J'essayai de toutes mes forces de faire abstraction de la vague de fureur qui envahissait ma compagne de toujours car si je la laissais aller, je n'étais pas sûre que mon cœur puisse survivre à une autre déferlante.

Dans le couloir, j'aperçus les cheveux poivre et sel de Reynolds. Lorsqu'il pénétra dans la cuisine un silence de mort se fit. Il resta silencieux un bon moment et quand nos expressions abattues se reflétèrent dans ses yeux, mon cœur s'effondra.

Il raconta et je dégageai ma main de celle de Mlle pour la frotter contre ma cuisse, m'évertuant d'effacer les taches imaginaires qui s'y trouvaient contrairement à celles o combien réelles qui entacheraient à tout jamais ma conscience, qu'il avait entendu le chasseur d'esclaves dire à Mr De brym, que son acolyte et lui après des mois et des mois de recherches, avaient en premier lieu retrouver la trace de Shakur aux abords de Calas.

Qu'en interrogeant les gens du coin, un habitant leur apprit avoir aperçu il y avait deux mois de cela en passant par le champ du vieux Dickson, un jeune noir aux cheveux long qui ouvrait la terre en guidant une charrue derrière un cheval de trait. Sur le moment il était resté figé, de peur que le sauvage ne l'ayant vu ne l'assassine. Mais ce dernier continuant sa besogne comme si de rien n'était, il s'en était allé sur la pointe des pieds raconter au reste du village que ce traite à sa race de Dickson aux mépris de toute loi, donnait le gîte et le couvert à un de ces animaux de nègres.

Lorsque le chasseur et son collaborateur étaient arrivés sur le domaine de plusieurs hectares de ce veuf de quatre-vingt-douze ans, le vieil homme leur avoua après qu'ils l'eurent rouer de coups, que le fugitif hébergé était partit depuis quatre semaines déjà, vers le nord. Se lançant sur sa piste et après milles péripéties durant lesquelles ce diable de nègre leur avait fait tourner en bourrique pendant des mois et des mois, traversant des villes et des villages, ils avaient un jour, finis par l'acculer aux abords d'une falaise appelée «Le gouffre de la mort».

Le chasseur dit à Mr De brym qu'il avait tenu à capturer Shakur pour le ramener vivant comme l'exigeait le contrat mais que celui-ci se voyant condamner, sauta par dessus le vide.

Plusieurs cris de terreurs et de pleurs coupèrent Reynolds, qui poursuivit néanmoins en expliquant que le corps de Shakur s'était écrasé sur les rochers en contrebas et qu'il avait fallut deux jours et demis aux chasseurs pour atteindre le pied de la falaise.

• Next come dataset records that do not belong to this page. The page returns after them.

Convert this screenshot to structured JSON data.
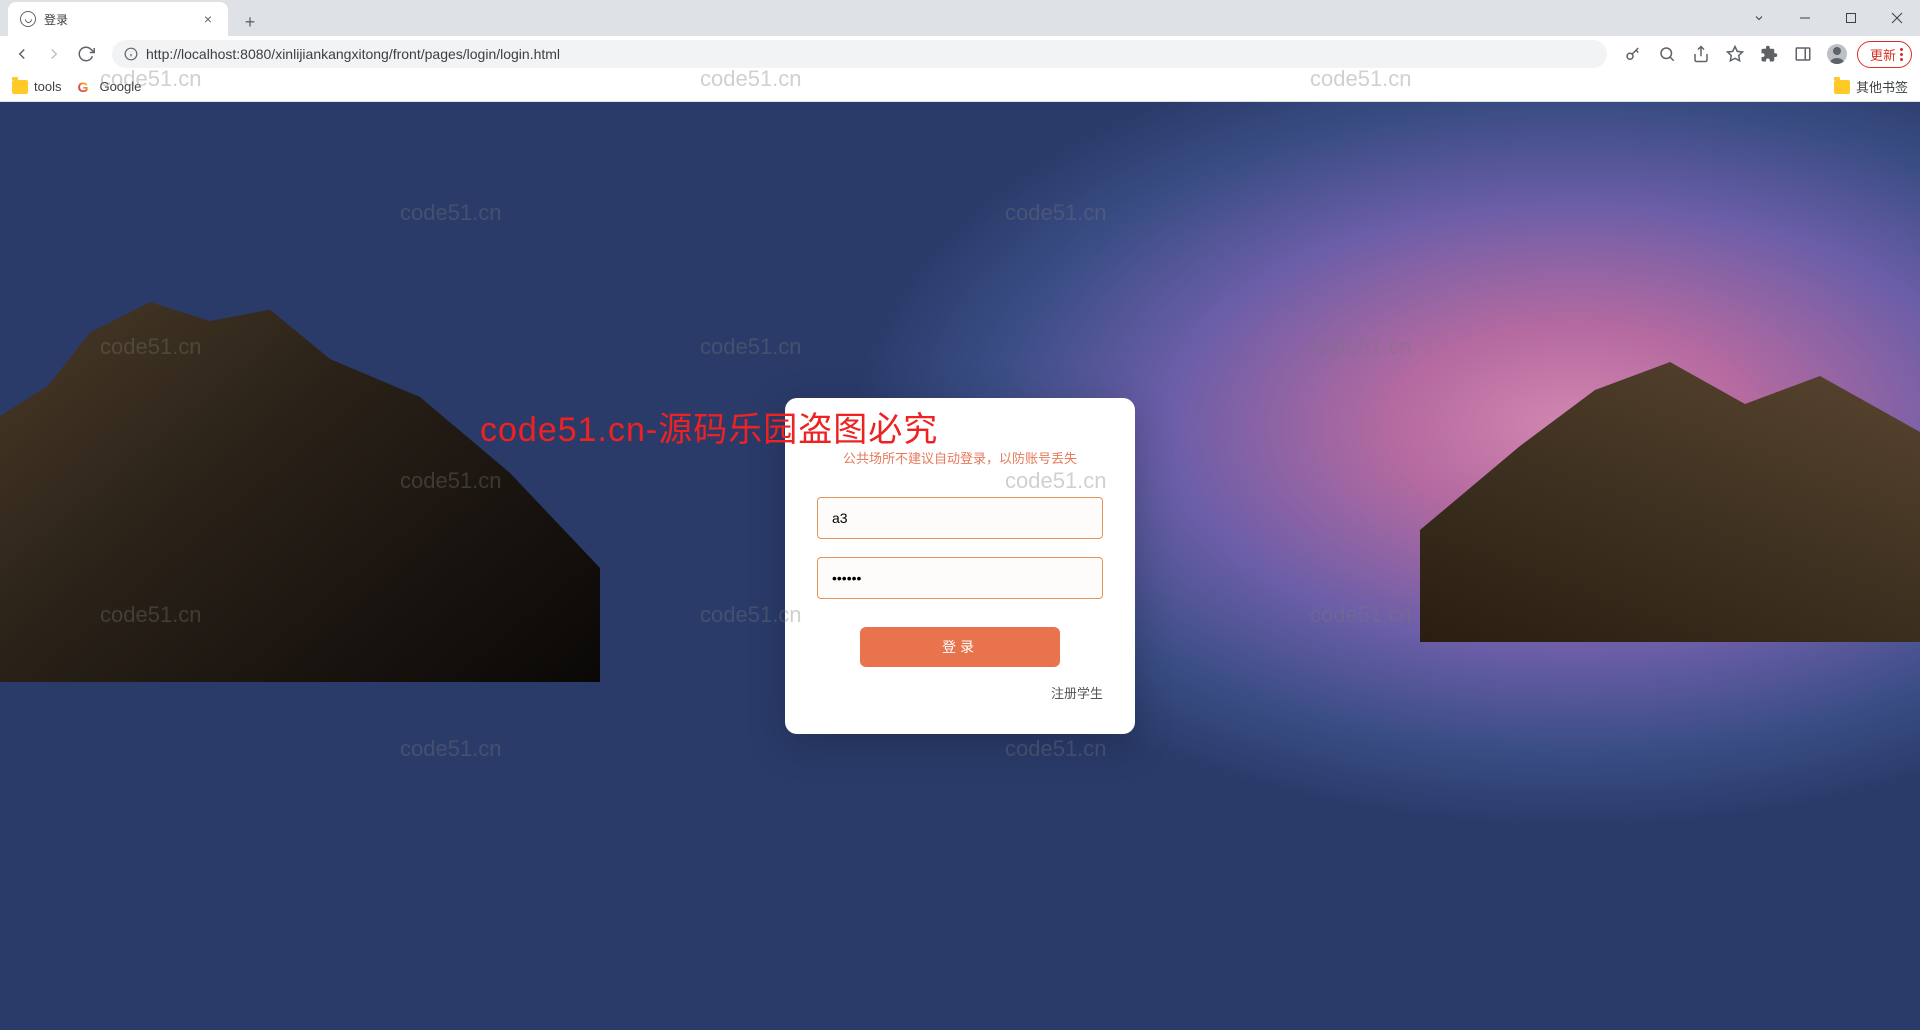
{
  "browser": {
    "tab_title": "登录",
    "url_display": "http://localhost:8080/xinlijiankangxitong/front/pages/login/login.html",
    "update_label": "更新",
    "bookmarks": {
      "tools": "tools",
      "google": "Google",
      "other": "其他书签"
    }
  },
  "login": {
    "hint": "公共场所不建议自动登录，以防账号丢失",
    "username_value": "a3",
    "password_value": "••••••",
    "login_button": "登录",
    "register_link": "注册学生"
  },
  "watermarks": {
    "domain": "code51.cn",
    "red": "code51.cn-源码乐园盗图必究"
  }
}
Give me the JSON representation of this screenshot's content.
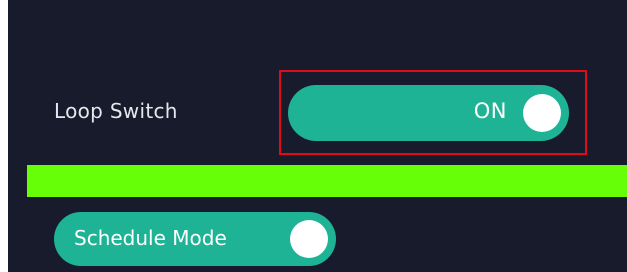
{
  "loop_switch": {
    "label": "Loop Switch",
    "state_text": "ON",
    "is_on": true
  },
  "schedule_mode": {
    "label": "Schedule Mode",
    "is_on": true
  },
  "colors": {
    "panel_background": "#171b2b",
    "toggle_accent": "#1fb395",
    "highlight_border": "#e00b18",
    "green_bar": "#66ff08",
    "text": "#e6e7ec"
  }
}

Lorsqu'ils y étaient arrivés ils avaient constatés que sa tête était éclatée, ses membres disloqués, et que les animaux n'avaient pas attendu pour...Une boule dans la gorge bloqua la voix de Reynolds, et d'autres sanglots étouffés se firent entendre. 

Le cadavre de Shakur était en si mauvais état, continua le major d'homme en déglutissant avec peine, que le chasseur prenant la décision le laisser là, se contenta de récupérer ses effets personnels, ses chaussures en cuir brun foncé ainsi que le collier qu'il avait toujours porté autour du cou.

-Et Ma, demanda la grosse Betsy en pleurant doucement.

-Y a plus de Ma, répondit Reynolds en quittant la cuisine les épaules abattues.